Terzo giorno di sgombero a Idomeni

Da domenica è cominciato lo sgombero dell’accampamento con il trasferimento, finora, di quasi  tremila persone nei vicini centri di accoglienza. Un'operazione delicata e complessa, che si scontra con la speranza che i profughi ancora hanno sull'apertura delle frontiere
Grecia

Da domenica è cominciato lo sgombero dell’accampamento a Idomeni, con il trasferimento, finora, di quasi tremila persone, su un totale di 8.500 persone rimaste,  nei vicini centri di accoglienza.

L’operazione non è facile visto che da mesi i profughi non vogliono abbandonare l’accampamento sperando che, prima o poi, le frontiere vengano aperte.
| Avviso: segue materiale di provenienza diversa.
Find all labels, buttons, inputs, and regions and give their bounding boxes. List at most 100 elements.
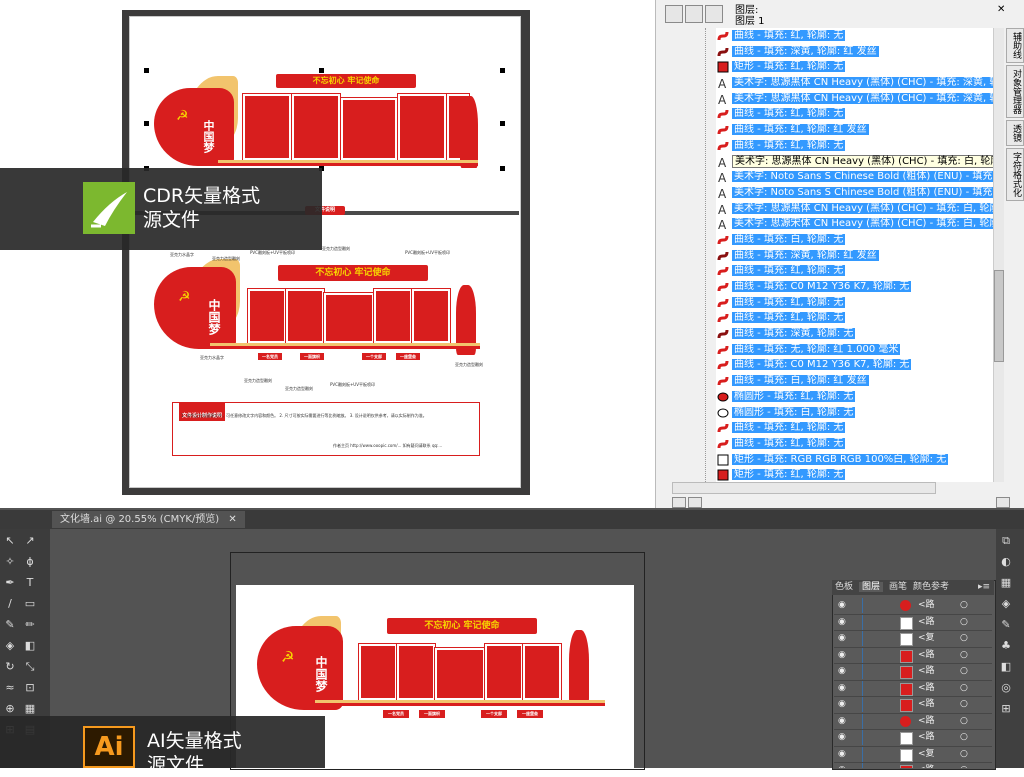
layer-row[interactable]: ◉ <路 ○ (834, 680, 992, 697)
eye-icon[interactable]: ◉ (838, 730, 846, 745)
free-transform-tool-icon[interactable]: ⊡ (23, 681, 37, 695)
layer-row[interactable]: ◉ <路 ○ (834, 763, 992, 768)
object-row[interactable]: 矩形 - 填充: 红, 轮廓: 无 (716, 467, 993, 482)
layer-row[interactable]: ◉ <复 ○ (834, 746, 992, 763)
object-row[interactable]: 曲线 - 填充: C0 M12 Y36 K7, 轮廓: 无 (716, 279, 993, 295)
object-row[interactable]: 曲线 - 填充: 无, 轮廓: 红 1.000 毫米 (716, 342, 993, 358)
cdr-design-bottom[interactable]: ☭ 中国梦 不忘初心 牢记使命 一名党员 一面旗帜 一个支部 一座堡垒 (150, 245, 510, 365)
type-tool-icon[interactable]: T (23, 576, 37, 590)
docker-tab[interactable]: 辅助线 (1006, 28, 1024, 63)
horizontal-scrollbar[interactable] (672, 482, 936, 494)
docker-tab[interactable]: 字符格式化 (1006, 148, 1024, 201)
magic-wand-tool-icon[interactable]: ✧ (3, 555, 17, 569)
object-row[interactable]: 曲线 - 填充: 红, 轮廓: 无 (716, 436, 993, 452)
symbols-icon[interactable]: ♣ (999, 639, 1013, 653)
object-row[interactable]: A 美术字: 思源黑体 CN Heavy (黑体) (CHC) - 填充: 深黄,… (716, 75, 993, 91)
object-row[interactable]: 曲线 - 填充: 红, 轮廓: 无 (716, 263, 993, 279)
shape-builder-tool-icon[interactable]: ⊕ (3, 702, 17, 716)
object-row[interactable]: 椭圆形 - 填充: 白, 轮廓: 无 (716, 405, 993, 421)
object-row[interactable]: 曲线 - 填充: 白, 轮廓: 无 (716, 232, 993, 248)
object-row[interactable]: A 美术字: 思源黑体 CN Heavy (黑体) (CHC) - 填充: 白, … (716, 201, 993, 217)
warp-tool-icon[interactable]: ≈ (3, 681, 17, 695)
eye-icon[interactable]: ◉ (838, 615, 846, 630)
line-tool-icon[interactable]: / (3, 597, 17, 611)
layer-row[interactable]: ◉ <路 ○ (834, 598, 992, 615)
eye-icon[interactable]: ◉ (838, 747, 846, 762)
eye-icon[interactable]: ◉ (838, 664, 846, 679)
perspective-tool-icon[interactable]: ▦ (23, 702, 37, 716)
panel-tab[interactable]: 图层 (859, 582, 884, 592)
close-tab-icon[interactable]: ✕ (228, 514, 236, 525)
brushes-icon[interactable]: ✎ (999, 618, 1013, 632)
target-icon[interactable]: ○ (960, 615, 968, 630)
eye-icon[interactable]: ◉ (838, 697, 846, 712)
object-row[interactable]: 曲线 - 填充: 深黄, 轮廓: 红 发丝 (716, 248, 993, 264)
object-row[interactable]: 曲线 - 填充: 红, 轮廓: 无 (716, 310, 993, 326)
eye-icon[interactable]: ◉ (838, 681, 846, 696)
object-row[interactable]: 曲线 - 填充: 红, 轮廓: 无 (716, 295, 993, 311)
selection-tool-icon[interactable]: ↖ (3, 534, 17, 548)
appearance-icon[interactable]: ◎ (999, 681, 1013, 695)
selection-handle[interactable] (500, 68, 505, 73)
rectangle-tool-icon[interactable]: ▭ (23, 597, 37, 611)
layers-icon[interactable]: ◈ (999, 597, 1013, 611)
selection-handle[interactable] (500, 121, 505, 126)
pencil-tool-icon[interactable]: ✏ (23, 618, 37, 632)
target-icon[interactable]: ○ (960, 697, 968, 712)
target-icon[interactable]: ○ (960, 648, 968, 663)
object-row[interactable]: A 美术字: Noto Sans S Chinese Bold (粗体) (ENU… (716, 169, 993, 185)
eye-icon[interactable]: ◉ (838, 714, 846, 729)
object-row[interactable]: 曲线 - 填充: 红, 轮廓: 无 (716, 106, 993, 122)
cdr-design-top[interactable]: ☭ 中国梦 不忘初心 牢记使命 (148, 68, 508, 173)
target-icon[interactable]: ○ (960, 631, 968, 646)
object-row[interactable]: 曲线 - 填充: 红, 轮廓: 无 (716, 420, 993, 436)
panel-tab[interactable]: 画笔 (889, 582, 907, 592)
object-row[interactable]: A 美术字: 思源黑体 CN Heavy (黑体) (CHC) - 填充: 白, … (716, 154, 993, 170)
new-master-layer-icon[interactable] (688, 497, 702, 508)
object-row[interactable]: 矩形 - 填充: 红, 轮廓: 无 (716, 59, 993, 75)
layer-row[interactable]: ◉ <路 ○ (834, 664, 992, 681)
target-icon[interactable]: ○ (960, 730, 968, 745)
docker-tab[interactable]: 对象管理器 (1006, 65, 1024, 118)
panel-tab[interactable]: 颜色参考 (913, 582, 949, 592)
eye-icon[interactable]: ◉ (838, 631, 846, 646)
document-tab[interactable]: 文化墙.ai @ 20.55% (CMYK/预览) ✕ (52, 511, 245, 528)
object-row[interactable]: 曲线 - 填充: 红, 轮廓: 红 发丝 (716, 122, 993, 138)
object-list-scrollbar[interactable] (993, 28, 1004, 482)
target-icon[interactable]: ○ (960, 763, 968, 768)
object-row[interactable]: 曲线 - 填充: 深黄, 轮廓: 红 发丝 (716, 44, 993, 60)
panel-tab[interactable]: 色板 (835, 582, 853, 592)
eraser-tool-icon[interactable]: ◧ (23, 639, 37, 653)
selection-handle[interactable] (319, 68, 324, 73)
object-row[interactable]: 曲线 - 填充: 红, 轮廓: 无 (716, 28, 993, 44)
ai-design-preview[interactable]: ☭ 中国梦 不忘初心 牢记使命 一名党员 一面旗帜 一个支部 一座堡垒 (255, 600, 615, 720)
layer-manager-icon[interactable] (705, 5, 723, 23)
object-row[interactable]: 椭圆形 - 填充: 红, 轮廓: 无 (716, 389, 993, 405)
target-icon[interactable]: ○ (960, 747, 968, 762)
selection-handle[interactable] (500, 166, 505, 171)
layer-row[interactable]: ◉ <路 ○ (834, 614, 992, 631)
object-row[interactable]: 曲线 - 填充: C0 M12 Y36 K7, 轮廓: 无 (716, 357, 993, 373)
new-layer-icon[interactable] (672, 497, 686, 508)
lasso-tool-icon[interactable]: ϕ (23, 555, 37, 569)
color-icon[interactable]: ◐ (999, 555, 1013, 569)
paintbrush-tool-icon[interactable]: ✎ (3, 618, 17, 632)
scale-tool-icon[interactable]: ⤡ (23, 660, 37, 674)
object-list[interactable]: 曲线 - 填充: 红, 轮廓: 无曲线 - 填充: 深黄, 轮廓: 红 发丝 矩形… (716, 28, 993, 482)
swatches-icon[interactable]: ▦ (999, 576, 1013, 590)
target-icon[interactable]: ○ (960, 681, 968, 696)
pen-tool-icon[interactable]: ✒ (3, 576, 17, 590)
target-icon[interactable]: ○ (960, 664, 968, 679)
object-row[interactable]: A 美术字: 思源黑体 CN Heavy (黑体) (CHC) - 填充: 深黄,… (716, 91, 993, 107)
panel-menu-icon[interactable]: ▸≡ (978, 580, 990, 595)
show-props-icon[interactable] (685, 5, 703, 23)
target-icon[interactable]: ○ (960, 598, 968, 613)
layers-list[interactable]: ◉ <路 ○ ◉ <路 ○ ◉ <复 ○ ◉ <路 ○ ◉ <路 ○ ◉ <路 ○ ◉ <路 ○ ◉ <路 ○ ◉ <路 ○ ◉ <复 ○… (834, 598, 992, 768)
target-icon[interactable]: ○ (960, 714, 968, 729)
graphic-styles-icon[interactable]: ◧ (999, 660, 1013, 674)
rotate-tool-icon[interactable]: ↻ (3, 660, 17, 674)
eye-icon[interactable]: ◉ (838, 763, 846, 768)
selection-handle[interactable] (144, 121, 149, 126)
close-icon[interactable]: ✕ (997, 4, 1005, 15)
layer-props-icon[interactable] (665, 5, 683, 23)
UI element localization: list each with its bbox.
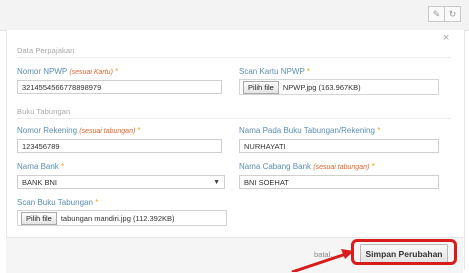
arrow-shaft xyxy=(291,252,347,272)
annotation-arrow xyxy=(291,249,354,272)
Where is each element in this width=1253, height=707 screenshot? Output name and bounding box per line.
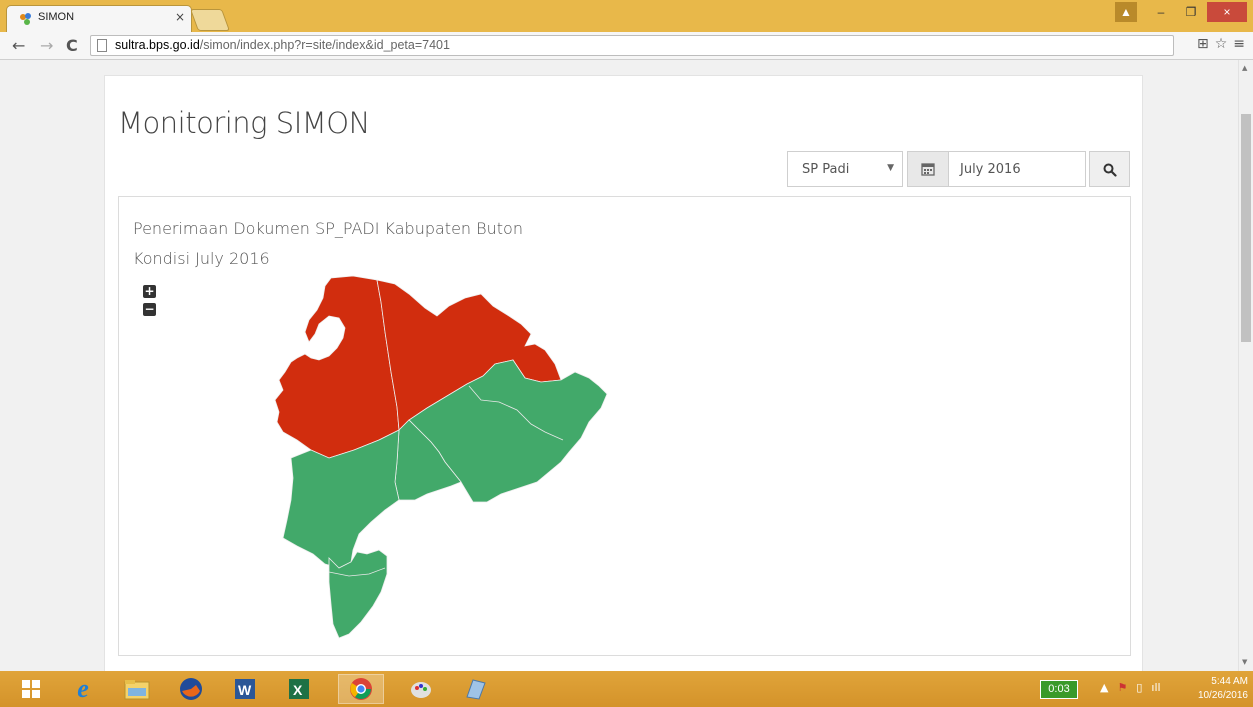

Il fatto è che c’è chi continua a disinformare i profughi promettendo che le frontiere saranno aperte o che ci sono vie alternative per raggiungere i Paesi che vogliono. Ci sono stati tentativi da parte dei profughi di passare tramite vie alternative verso la Fyrom (ex Repubblica della Macedonia), col risultato però di essere picchiati dai poliziotti della Fyrom, trattenuti per alcuni giorni, e poi rimandati a Idomeni dopo aver perso anche i pochi soldi loro rimasti.

 

Negli ultimi giorni, i poliziotti greci, assistiti da interpreti, hanno cercato di convincere i profughi ad accettare il trasferimento nei centri di accoglienza che ormai sono aumentati e sono più attrezzati. Sembra che lo sforzo stia funzionando e che lo sgombero proceda, lentamente e gradualmente, ma procede, ed è l’aspetto più importante, senza far ricorso a mezzi violenti. Inoltre i poliziotti cercano di allontanare alcune persone che continuano a distribuire ai profughi lettere che promettono l’apertura delle frontiere o passaggi alternativi. A causa della delicatezza dell’operazione non è permesso l’accesso ai giornalisti nel raggio di cinque chilometri.